In the hd_plot_dim()
function we can pass the
color
parameter to color the data points based on a
metadata variable. We should not forget to pass again the hd_obj object
to the metadata
argument so the package can search the
metadata and identify the color
variable.
pca_res <- hd_pca(hd_obj, components = 15) |>
hd_plot_dim(hd_obj, "PC1", "PC2", color = "Disease", palette = "cancers12", axis_variance = TRUE) |>
hd_plot_pca_loadings(displayed_pcs = 6, displayed_features = 10) |>
hd_plot_pca_variance()
head(pca_res$pca_res)
#> # A tibble: 6 × 16
#> DAid PC1 PC2 PC3 PC4 PC5 PC6 PC7 PC8 PC9 PC10
#> <fct> <dbl> <dbl> <dbl> <dbl> <dbl> <dbl> <dbl> <dbl> <dbl> <dbl>
#> 1 DA00… -3.67 -4.28 -2.34 -3.10 -2.65 -2.73 -2.78 0.433 -3.23 -0.399
#> 2 DA00… 4.11 -2.64 2.04 -0.441 -4.43 -1.91 -0.897 1.54 -0.283 0.166
#> 3 DA00… -3.34 4.72 1.41 0.881 -0.561 0.308 -0.0612 -0.267 1.42 0.0840
#> 4 DA00… -4.78 0.443 1.41 0.107 -1.10 -0.262 0.350 3.33 -0.336 -0.748
#> 5 DA00… -4.98 -3.67 0.711 -5.70 -0.807 -3.77 -0.969 1.83 -1.29 -0.991
#> 6 DA00… 0.395 0.0572 -1.90 -7.75 0.707 -2.70 -0.681 0.301 -0.486 1.32
#> # ℹ 5 more variables: PC11 <dbl>, PC12 <dbl>, PC13 <dbl>, PC14 <dbl>,
#> # PC15 <dbl>
pca_res$pca_plot
pca_res$pca_loadings_plot
pca_res$pca_variance_plot
This time we want to color based on a continuous variable, the
Age
. In this case, we can either bin the data into
categories using hd_bin_columns()
and use a categorical
palette as before or use a continuous color palette directly after the
plot is created. We will do the second by setting the palette argument
to NULL and using the viridis
palette afterwards.
umap_res <- hd_umap(hd_obj, components = 2) |>
hd_plot_dim(hd_obj, "UMAP1", "UMAP2", color = "Age", palette = NULL)
umap_res$umap_plot + scale_color_viridis()

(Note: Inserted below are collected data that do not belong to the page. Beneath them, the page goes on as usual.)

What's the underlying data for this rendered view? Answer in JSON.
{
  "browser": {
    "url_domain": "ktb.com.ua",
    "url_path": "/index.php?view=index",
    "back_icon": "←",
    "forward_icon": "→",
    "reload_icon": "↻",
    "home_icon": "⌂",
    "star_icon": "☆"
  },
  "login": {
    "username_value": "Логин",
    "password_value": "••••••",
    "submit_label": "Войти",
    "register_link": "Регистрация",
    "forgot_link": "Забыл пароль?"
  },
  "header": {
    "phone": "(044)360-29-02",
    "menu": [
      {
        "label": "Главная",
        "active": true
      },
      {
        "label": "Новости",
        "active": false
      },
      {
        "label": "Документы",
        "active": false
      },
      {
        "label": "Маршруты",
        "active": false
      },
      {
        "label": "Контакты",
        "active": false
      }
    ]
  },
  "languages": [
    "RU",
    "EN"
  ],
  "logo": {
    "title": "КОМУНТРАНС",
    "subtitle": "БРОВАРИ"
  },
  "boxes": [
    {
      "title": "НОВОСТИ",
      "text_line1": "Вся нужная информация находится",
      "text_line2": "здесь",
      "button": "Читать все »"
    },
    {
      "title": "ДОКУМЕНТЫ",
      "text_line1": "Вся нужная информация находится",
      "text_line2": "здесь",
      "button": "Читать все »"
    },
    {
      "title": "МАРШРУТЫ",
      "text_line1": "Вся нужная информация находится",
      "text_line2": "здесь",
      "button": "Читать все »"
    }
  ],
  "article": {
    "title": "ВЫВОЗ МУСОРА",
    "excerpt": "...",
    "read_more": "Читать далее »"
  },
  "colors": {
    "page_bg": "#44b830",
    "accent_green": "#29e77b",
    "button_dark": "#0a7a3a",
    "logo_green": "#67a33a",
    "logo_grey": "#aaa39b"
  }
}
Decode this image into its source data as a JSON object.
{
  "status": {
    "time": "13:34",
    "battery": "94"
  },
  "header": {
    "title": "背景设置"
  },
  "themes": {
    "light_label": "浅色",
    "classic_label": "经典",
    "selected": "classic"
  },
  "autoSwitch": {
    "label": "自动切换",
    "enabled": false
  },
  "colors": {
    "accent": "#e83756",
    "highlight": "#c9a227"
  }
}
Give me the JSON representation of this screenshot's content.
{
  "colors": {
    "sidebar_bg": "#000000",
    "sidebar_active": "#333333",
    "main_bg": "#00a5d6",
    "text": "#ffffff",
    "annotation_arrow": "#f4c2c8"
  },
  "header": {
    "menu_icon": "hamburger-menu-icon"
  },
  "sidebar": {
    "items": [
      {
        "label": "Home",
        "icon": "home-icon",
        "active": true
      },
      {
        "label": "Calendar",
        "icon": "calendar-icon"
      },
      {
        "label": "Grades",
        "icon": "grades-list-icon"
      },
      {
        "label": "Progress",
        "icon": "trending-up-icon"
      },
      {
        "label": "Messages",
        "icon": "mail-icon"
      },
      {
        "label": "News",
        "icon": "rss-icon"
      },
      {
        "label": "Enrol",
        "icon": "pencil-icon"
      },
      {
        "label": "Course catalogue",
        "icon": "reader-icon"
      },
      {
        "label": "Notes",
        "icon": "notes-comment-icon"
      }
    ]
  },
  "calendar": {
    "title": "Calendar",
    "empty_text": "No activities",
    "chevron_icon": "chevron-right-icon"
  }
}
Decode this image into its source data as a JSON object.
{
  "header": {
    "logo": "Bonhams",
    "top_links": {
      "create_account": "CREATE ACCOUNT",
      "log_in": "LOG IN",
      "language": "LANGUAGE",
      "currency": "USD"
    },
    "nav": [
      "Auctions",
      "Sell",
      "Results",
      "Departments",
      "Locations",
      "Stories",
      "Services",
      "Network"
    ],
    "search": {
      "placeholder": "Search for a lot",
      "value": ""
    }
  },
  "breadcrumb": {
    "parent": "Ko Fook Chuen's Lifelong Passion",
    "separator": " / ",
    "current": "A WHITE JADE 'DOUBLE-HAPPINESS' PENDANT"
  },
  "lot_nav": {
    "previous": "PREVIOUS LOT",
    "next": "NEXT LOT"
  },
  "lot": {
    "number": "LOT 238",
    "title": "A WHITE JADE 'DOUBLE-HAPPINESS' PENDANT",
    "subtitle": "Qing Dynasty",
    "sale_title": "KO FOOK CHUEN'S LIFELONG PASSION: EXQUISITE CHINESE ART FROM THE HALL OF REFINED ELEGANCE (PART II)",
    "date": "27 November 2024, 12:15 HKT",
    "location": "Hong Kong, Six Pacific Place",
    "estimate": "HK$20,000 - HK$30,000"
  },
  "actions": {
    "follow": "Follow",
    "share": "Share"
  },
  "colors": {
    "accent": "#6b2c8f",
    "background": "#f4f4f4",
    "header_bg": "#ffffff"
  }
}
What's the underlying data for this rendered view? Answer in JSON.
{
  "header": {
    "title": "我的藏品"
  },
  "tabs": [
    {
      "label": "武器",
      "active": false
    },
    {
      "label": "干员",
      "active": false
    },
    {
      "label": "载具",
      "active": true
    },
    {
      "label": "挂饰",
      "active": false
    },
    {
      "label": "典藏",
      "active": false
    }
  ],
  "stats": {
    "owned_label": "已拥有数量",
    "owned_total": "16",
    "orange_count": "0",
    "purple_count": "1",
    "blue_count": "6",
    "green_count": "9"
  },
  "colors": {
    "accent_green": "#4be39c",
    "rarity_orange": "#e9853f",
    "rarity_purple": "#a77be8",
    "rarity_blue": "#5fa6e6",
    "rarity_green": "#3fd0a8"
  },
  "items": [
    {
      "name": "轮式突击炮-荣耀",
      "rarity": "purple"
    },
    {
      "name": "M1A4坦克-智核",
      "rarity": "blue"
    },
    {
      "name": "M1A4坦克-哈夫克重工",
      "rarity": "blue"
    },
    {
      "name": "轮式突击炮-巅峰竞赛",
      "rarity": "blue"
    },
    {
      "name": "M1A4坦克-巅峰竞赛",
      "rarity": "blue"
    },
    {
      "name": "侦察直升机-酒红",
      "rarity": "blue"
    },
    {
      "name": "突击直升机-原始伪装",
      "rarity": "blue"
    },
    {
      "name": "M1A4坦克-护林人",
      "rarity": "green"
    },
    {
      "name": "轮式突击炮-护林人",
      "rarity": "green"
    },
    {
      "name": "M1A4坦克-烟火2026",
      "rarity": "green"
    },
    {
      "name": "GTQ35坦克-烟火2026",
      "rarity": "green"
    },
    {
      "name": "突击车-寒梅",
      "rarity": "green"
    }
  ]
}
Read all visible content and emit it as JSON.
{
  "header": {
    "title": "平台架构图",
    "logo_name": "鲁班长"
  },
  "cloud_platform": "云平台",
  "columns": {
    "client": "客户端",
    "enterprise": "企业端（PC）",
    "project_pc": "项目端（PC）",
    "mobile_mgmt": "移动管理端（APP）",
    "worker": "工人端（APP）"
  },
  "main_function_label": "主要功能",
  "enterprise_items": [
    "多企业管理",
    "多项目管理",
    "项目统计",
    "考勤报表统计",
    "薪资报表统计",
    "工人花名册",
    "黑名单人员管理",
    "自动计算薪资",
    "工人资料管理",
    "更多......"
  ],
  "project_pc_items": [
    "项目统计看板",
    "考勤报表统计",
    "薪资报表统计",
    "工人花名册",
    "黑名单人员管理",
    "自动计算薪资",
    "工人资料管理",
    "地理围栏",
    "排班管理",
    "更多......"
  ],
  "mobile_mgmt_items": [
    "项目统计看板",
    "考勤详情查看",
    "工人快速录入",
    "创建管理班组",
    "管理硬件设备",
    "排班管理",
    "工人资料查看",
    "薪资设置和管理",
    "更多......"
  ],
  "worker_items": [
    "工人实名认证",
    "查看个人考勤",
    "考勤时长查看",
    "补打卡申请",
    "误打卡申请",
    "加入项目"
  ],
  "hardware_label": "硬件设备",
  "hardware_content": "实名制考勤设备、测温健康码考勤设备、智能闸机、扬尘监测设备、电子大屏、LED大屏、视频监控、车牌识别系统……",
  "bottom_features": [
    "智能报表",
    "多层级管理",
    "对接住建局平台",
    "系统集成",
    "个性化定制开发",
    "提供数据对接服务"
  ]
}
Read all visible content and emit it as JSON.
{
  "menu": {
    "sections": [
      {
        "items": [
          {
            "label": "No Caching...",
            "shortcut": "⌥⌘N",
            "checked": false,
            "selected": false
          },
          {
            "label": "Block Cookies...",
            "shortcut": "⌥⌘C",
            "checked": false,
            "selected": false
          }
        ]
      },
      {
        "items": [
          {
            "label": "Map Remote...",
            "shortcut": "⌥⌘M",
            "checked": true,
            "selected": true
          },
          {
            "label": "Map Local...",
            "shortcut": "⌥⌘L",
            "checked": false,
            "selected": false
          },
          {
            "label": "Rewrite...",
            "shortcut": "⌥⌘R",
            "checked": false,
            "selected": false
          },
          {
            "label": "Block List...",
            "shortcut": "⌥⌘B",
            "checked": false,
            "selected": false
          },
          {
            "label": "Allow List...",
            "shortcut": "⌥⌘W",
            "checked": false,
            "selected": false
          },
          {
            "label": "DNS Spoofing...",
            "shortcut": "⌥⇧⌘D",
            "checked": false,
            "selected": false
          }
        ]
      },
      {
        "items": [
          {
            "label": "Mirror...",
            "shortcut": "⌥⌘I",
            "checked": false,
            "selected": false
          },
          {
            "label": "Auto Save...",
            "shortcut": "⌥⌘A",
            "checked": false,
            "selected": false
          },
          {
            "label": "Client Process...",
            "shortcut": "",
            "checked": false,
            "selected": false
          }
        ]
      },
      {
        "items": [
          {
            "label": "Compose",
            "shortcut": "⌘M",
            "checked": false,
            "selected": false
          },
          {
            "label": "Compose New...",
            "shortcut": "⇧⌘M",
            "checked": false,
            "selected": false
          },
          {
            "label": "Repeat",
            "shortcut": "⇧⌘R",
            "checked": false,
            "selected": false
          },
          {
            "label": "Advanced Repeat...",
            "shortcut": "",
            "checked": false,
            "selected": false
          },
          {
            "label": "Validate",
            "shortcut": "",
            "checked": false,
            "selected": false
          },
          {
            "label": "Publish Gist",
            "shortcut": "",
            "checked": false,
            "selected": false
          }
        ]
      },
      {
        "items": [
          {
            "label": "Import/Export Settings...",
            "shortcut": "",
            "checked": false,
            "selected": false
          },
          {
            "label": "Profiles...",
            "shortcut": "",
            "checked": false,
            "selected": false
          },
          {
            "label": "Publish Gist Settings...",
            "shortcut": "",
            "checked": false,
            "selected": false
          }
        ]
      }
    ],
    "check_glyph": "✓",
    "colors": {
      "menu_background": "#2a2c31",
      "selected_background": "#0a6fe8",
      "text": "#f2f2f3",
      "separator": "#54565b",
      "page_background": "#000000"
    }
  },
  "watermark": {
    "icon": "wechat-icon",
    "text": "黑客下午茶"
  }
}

We can also run a UMAP where the data points are Proteins (or any
feature) instead of samples. The only thing we need to do is to set the
by_sample
parameter to FALSE
and pass the
Assay
column as the plot_color
parameter. We
can also pass a custom palette to color the different assays. This time
we will use the wrapper function hd_auto_umap()
. The
wrapper functions are a bit less flexible but they are easier to use and
require less code.
umap_res <- hd_auto_umap(hd_obj,
by_sample = FALSE,
plot_color = "Assay",
plot_palette = c("ADA" = "darkblue",
"ABL1" = "red3",
"ACAN" = "green3"))
head(umap_res$umap_res)
#> # A tibble: 6 × 3
#> Assay UMAP1 UMAP2
#> <fct> <dbl> <dbl>
#> 1 AARSD1 3.31 -2.38
#> 2 ABL1 1.52 -1.85
#> 3 ACAA1 0.238 -1.50
#> 4 ACAN -0.289 1.69
#> 5 ACE2 -0.307 -0.731
#> 6 ACOX1 -2.58 1.23
umap_res$umap_plot
📓 Remember that these data are a dummy-dataset with artificial data and the results in this guide should not be interpreted as real results. The purpose of this vignette is to show you how to use the package and its functions.